Building a custom branded Ghost theme for my main website with the help of Claude Code seems like an achievable goal, right?
It’s progressing well… 📺 👀
The speed at which Anthropic is adding new stuff to Claude and Claude Code on the desktop is impressive. Is OpenAI even competing?
This is becoming out of hand… 🤣 but it’s so fun! 🤷🏻♂️

Early this morning, using Craft Agents, I created a new skill that enables me to save my Micro.blog Bookmarks into a Craft collection. The agent figured out the Micro.blog API, the new collection schema and how to move things around. So cool. Any questions?
At this point, I have to admit, the only reason I’m keeping ChatGPT is its image-generation and analysis capabilities.
We're Making a Big Mistake
I believe that IT workers who are also passionate about gen AI are making a major misjudgment. We wrongly assume that the advances we observe in our field, such as the autonomous or semi-autonomous development of applications, also translate to sectors like medicine or law. This is a false generalization.
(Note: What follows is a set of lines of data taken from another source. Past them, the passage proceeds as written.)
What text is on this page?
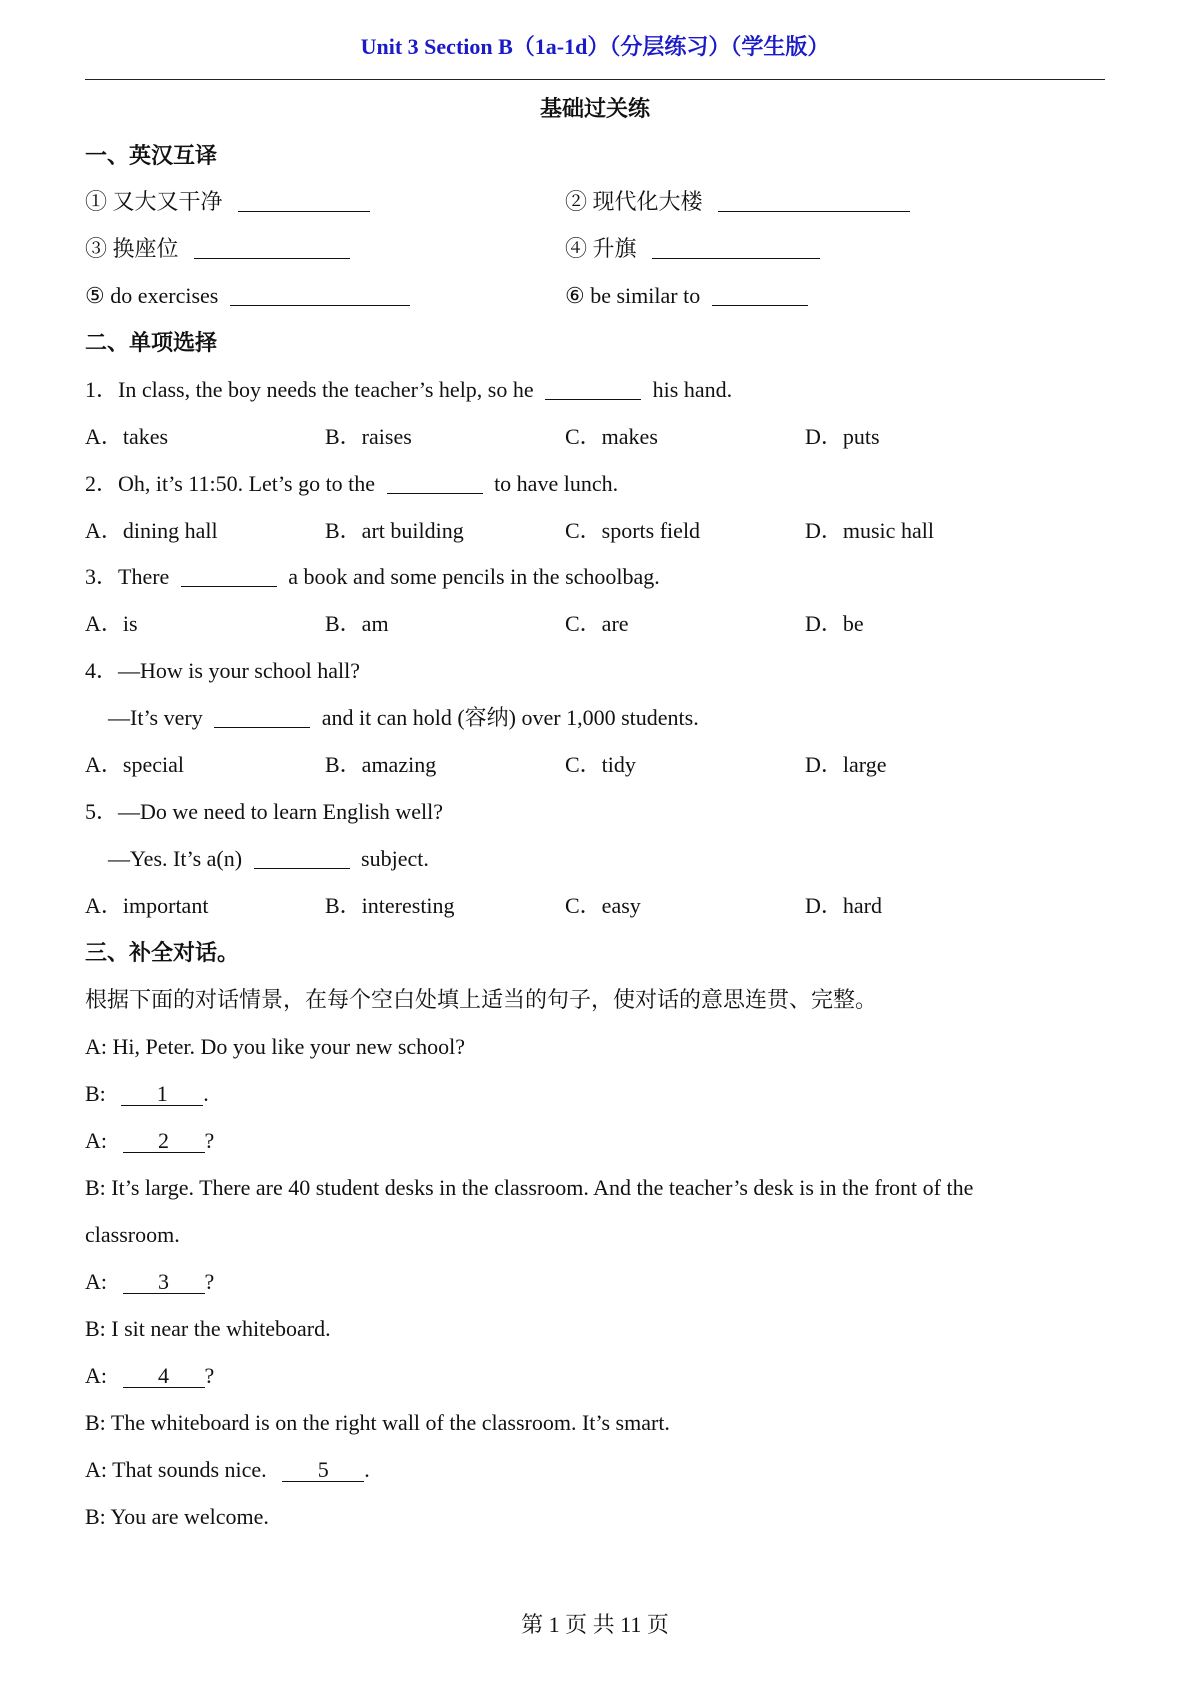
Unit 3 Section B（1a-1d）（分层练习）（学生版）
基础过关练
一、英汉互译
① 又大又干净	② 现代化大楼
③ 换座位	④ 升旗
⑤ do exercises	⑥ be similar to
二、单项选择
1．In class, the boy needs the teacher’s help, so he	his hand.
A．takes	B．raises	C．makes	D．puts
2．Oh, it’s 11:50. Let’s go to the	to have lunch.
A．dining hall	B．art building	C．sports field	D．music hall
3．There	a book and some pencils in the schoolbag.
A．is	B．am	C．are	D．be
4．—How is your school hall?
—It’s very	and it can hold (容纳) over 1,000 students.
A．special	B．amazing	C．tidy	D．large
5．—Do we need to learn English well?
—Yes. It’s a(n)	subject.
A．important	B．interesting	C．easy	D．hard
三、补全对话。
根据下面的对话情景，在每个空白处填上适当的句子，使对话的意思连贯、完整。
A: Hi, Peter. Do you like your new school?
B: 1 .
A: 2 ?
B: It’s large. There are 40 student desks in the classroom. And the teacher’s desk is in the front of the
classroom.
A: 3 ?
B: I sit near the whiteboard.
A: 4 ?
B: The whiteboard is on the right wall of the classroom. It’s smart.
A: That sounds nice. 5 .
B: You are welcome.
第 1 页 共 11 页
The field of IT heavily relies on strict formalism: the raw material consumed by LLMs. In the legal field, for example, this is not the case: it is much more complex. Laws, regulations, and judgments are generally written and presented in standardized forms, but the content is far from being as digestible formalism as lines of code written in a programming language. In my opinion, we should remember that when we share our enthusiasm for gen AI. We must be lucid while also setting the right expectations for decision-makers and lawmakers.
Matt Shumer writes in “Something Big is Happening”:
The AI labs made a deliberate choice. They focused on making AI great at writing code first… because building AI requires a lot of code. If AI can write that code, it can help build the next version of itself. A smarter version, which writes better code, which builds an even smarter version. Making AI great at coding was the strategy that unlocks everything else. That’s why they did it first.
Clever. Exciting. But scary, too.
The Rise of Cognitive Dept
Margaret-Anne Storey introduces “cognitive debt” as a concept that may be more threatening than technical debt in AI-augmented development. Unlike technical debt (which lives in code), cognitive debt is the erosion of shared understanding that resides in developers’ minds. Drawing on Peter Naur’s concept of a program as a “theory” distributed across teams, the article argues that as AI and agentic tools push for development velocity, teams risk losing their collective understanding of why systems work the way they do. Even if AI generates technically clean code, teams can become paralyzed when no one can explain design decisions or anticipate the consequences of changes. The author calls for intentional slowdowns, collaborative practices, and serious research into measuring and mitigating this growing challenge.
“As generative and agentic AI accelerate development, protecting that shared theory of what the software does and how it can change may matter more for long-term software health than any single metric of speed or output.”